Bernardo Mello Franco
O Globo
Gabriel Boric tem 37 anos. É o presidente mais jovem da América do Sul. Quando nasceu, em fevereiro de 1986, Lula já iniciava sua segunda campanha. Nove meses depois, seria eleito o deputado mais votado da Assembleia Constituinte.
A julgar pela experiência de cada um, o brasileiro teria lições a dar ao chileno. Não foi o que ocorreu na cúpula de ontem em Brasília. Diante de uma dúzia de chefes de Estado, Boric desmontou o discurso de Lula sobre a Venezuela. Ao fim do encontro, resumiu a questão em oito palavras: “Não é uma construção narrativa. É uma realidade”.
ACERTOS E ERROS – Lula acertou ao restabelecer relações diplomáticas com Caracas. Em seguida, errou feio ao relativizar o autoritarismo no país vizinho. Nicolás Maduro sufocou a oposição, amordaçou a imprensa e produziu um êxodo de 7 milhões de refugiados. Seus abusos foram documentados pelas Nações Unidas e são investigados no Tribunal Penal Internacional, que apura crimes contra a Humanidade.

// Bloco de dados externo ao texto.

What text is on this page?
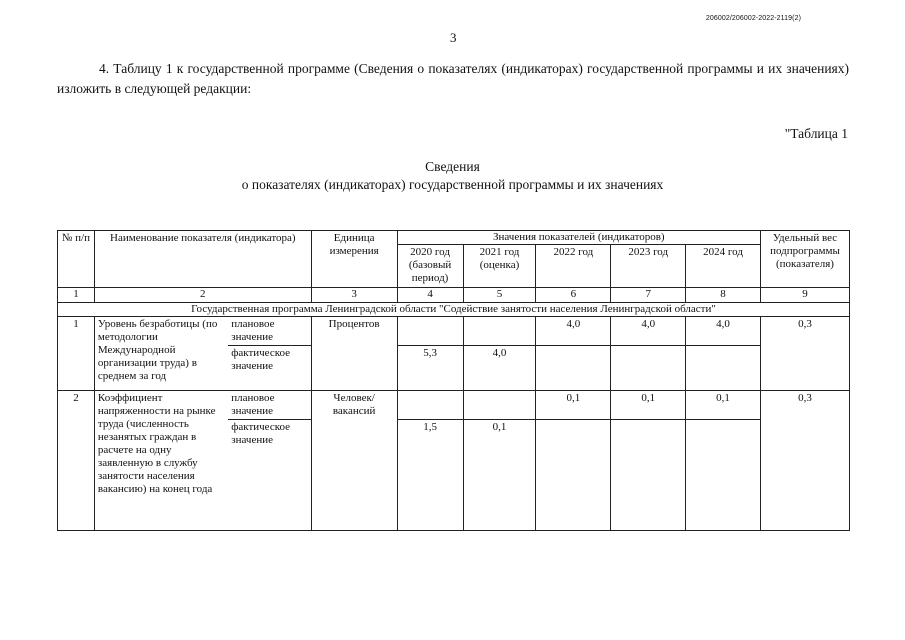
206002/206002-2022-2119(2)
3
4. Таблицу 1 к государственной программе (Сведения о показателях (индикаторах) государственной программы и их значениях) изложить в следующей редакции:
"Таблица 1
Сведения
о показателях (индикаторах) государственной программы и их значениях
№ п/п	Наименование показателя (индикатора)		Единица измерения	Значения показателей (индикаторов)					Удельный вес подпрограммы (показателя)
				2020 год (базовый период)	2021 год (оценка)	2022 год	2023 год	2024 год	
1	2		3	4	5	6	7	8	9
Государственная программа Ленинградской области "Содействие занятости населения Ленинградской области"									
1	Уровень безработицы (по методологии Международной организации труда) в среднем за год	плановое значение	Процентов			4,0	4,0	4,0	0,3
		фактическое значение		5,3	4,0				
2	Коэффициент напряженности на рынке труда (численность незанятых граждан в расчете на одну заявленную в службу занятости населения вакансию) на конец года	плановое значение	Человек/ вакансий			0,1	0,1	0,1	0,3
		фактическое значение		1,5	0,1				
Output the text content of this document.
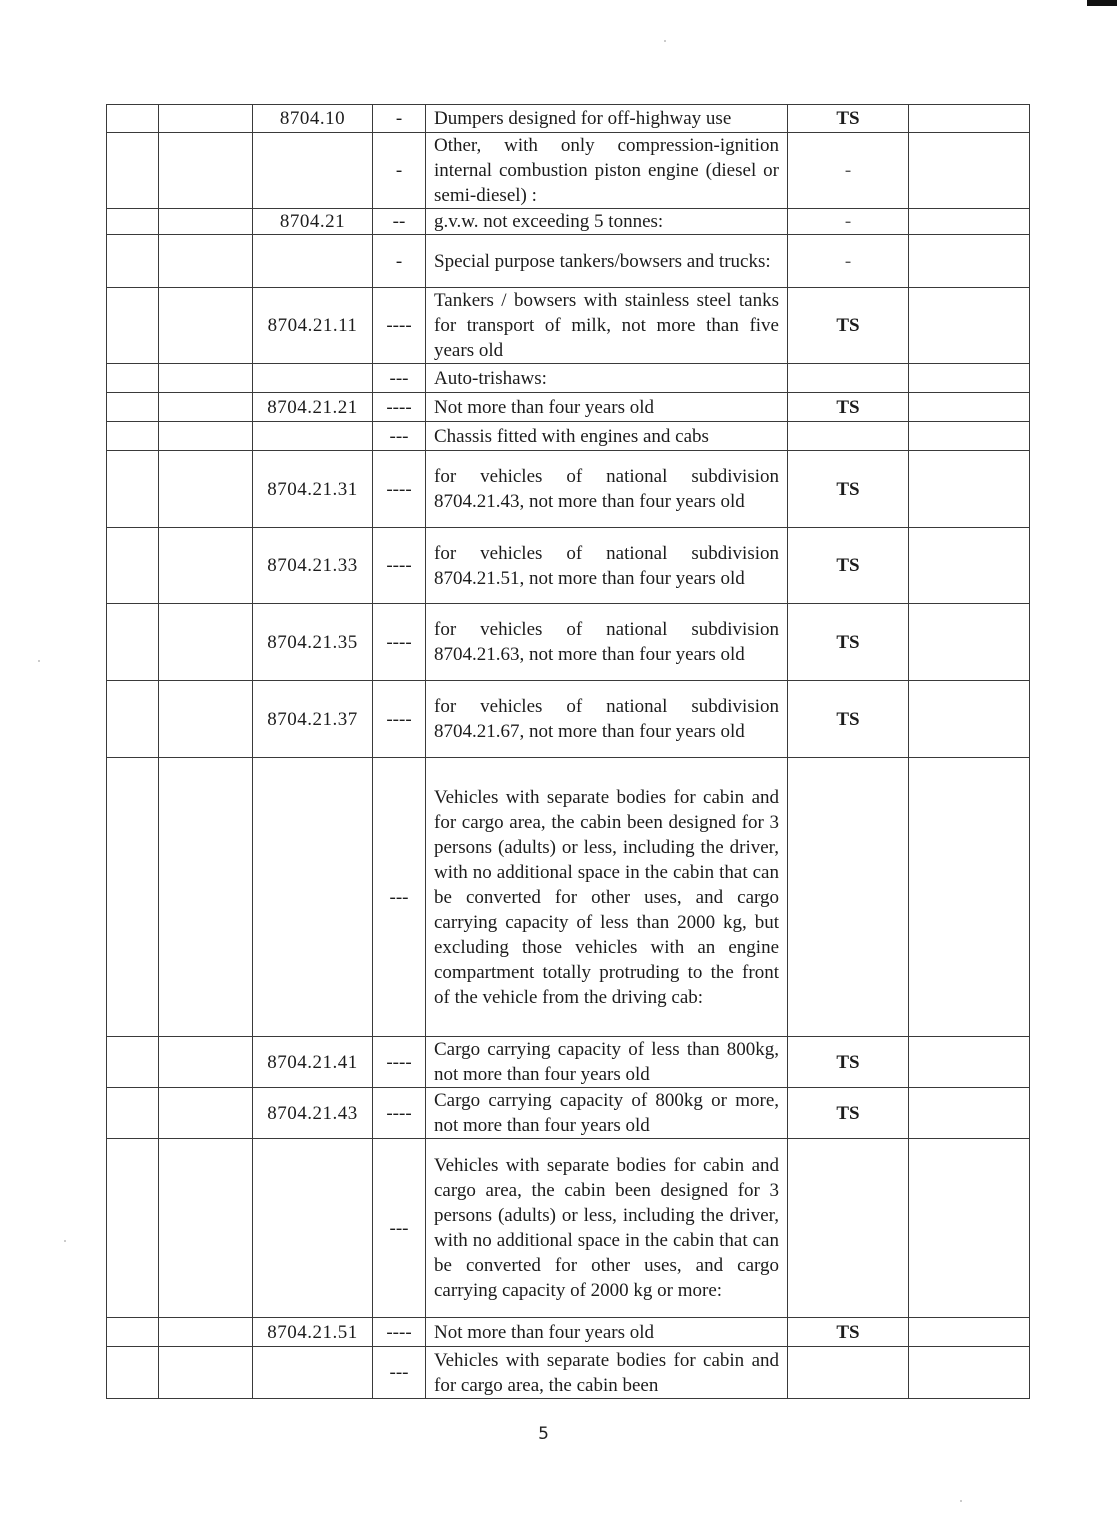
		8704.10	-	Dumpers designed for off-highway use	TS	
			-	Other, with only compression-ignition internal combustion piston engine (diesel or semi-diesel) :	-	
		8704.21	--	g.v.w. not exceeding 5 tonnes:	-	
			-	Special purpose tankers/bowsers and trucks:	-	
		8704.21.11	----	Tankers / bowsers with stainless steel tanks for transport of milk, not more than five years old	TS	
			---	Auto-trishaws:		
		8704.21.21	----	Not more than four years old	TS	
			---	Chassis fitted with engines and cabs		
		8704.21.31	----	for vehicles of national subdivision 8704.21.43, not more than four years old	TS	
		8704.21.33	----	for vehicles of national subdivision 8704.21.51, not more than four years old	TS	
		8704.21.35	----	for vehicles of national subdivision 8704.21.63, not more than four years old	TS	
		8704.21.37	----	for vehicles of national subdivision 8704.21.67, not more than four years old	TS	
			---	Vehicles with separate bodies for cabin and for cargo area, the cabin been designed for 3 persons (adults) or less, including the driver, with no additional space in the cabin that can be converted for other uses, and cargo carrying capacity of less than 2000 kg, but excluding those vehicles with an engine compartment totally protruding to the front of the vehicle from the driving cab:		
		8704.21.41	----	Cargo carrying capacity of less than 800kg, not more than four years old	TS	
		8704.21.43	----	Cargo carrying capacity of 800kg or more, not more than four years old	TS	
			---	Vehicles with separate bodies for cabin and cargo area, the cabin been designed for 3 persons (adults) or less, including the driver, with no additional space in the cabin that can be converted for other uses, and cargo carrying capacity of 2000 kg or more:		
		8704.21.51	----	Not more than four years old	TS	
			---	Vehicles with separate bodies for cabin and for cargo area, the cabin been		
5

O presidente sabe de tudo isso, mas preferiu apresentar o aliado como vítima de “narrativas”. “O preconceito contra a Venezuela é muito grande”, disse. “Nossos adversários vão ter que pedir desculpas pelo estrago que eleS fizeram na Venezuela”, emendou.
Boric não foi o único a contestar as declarações de Lula. Os presidentes de Uruguai, Paraguai e Equador também usaram a cúpula para condenar o regime de Maduro. A crítica do chileno chamou mais atenção porque ele é um político de esquerda. Apesar disso, recusou-se a fazer vista grossa aos desmandos na Venezuela.
E LULA INSISTE – Nesta terça-feira Lula teve uma chance de se corrigir, mas insistiu em negar os fatos. Ainda cobrou respeito à “soberania” venezuelana, como se criticar um autocrata fosse equivalente a desacatar o país que ele subjuga.
O petista alegou que não pode avaliar a situação no país porque não pisa lá há dez anos. Bastava ler o relatório do Alto Comissariado da ONU para os Direitos Humanos, assinado por outra socialista chilena.
No texto, Michelle Bachelet empilha casos de “detenções arbitrárias, maus-tratos e tortura” contra críticos de Maduro.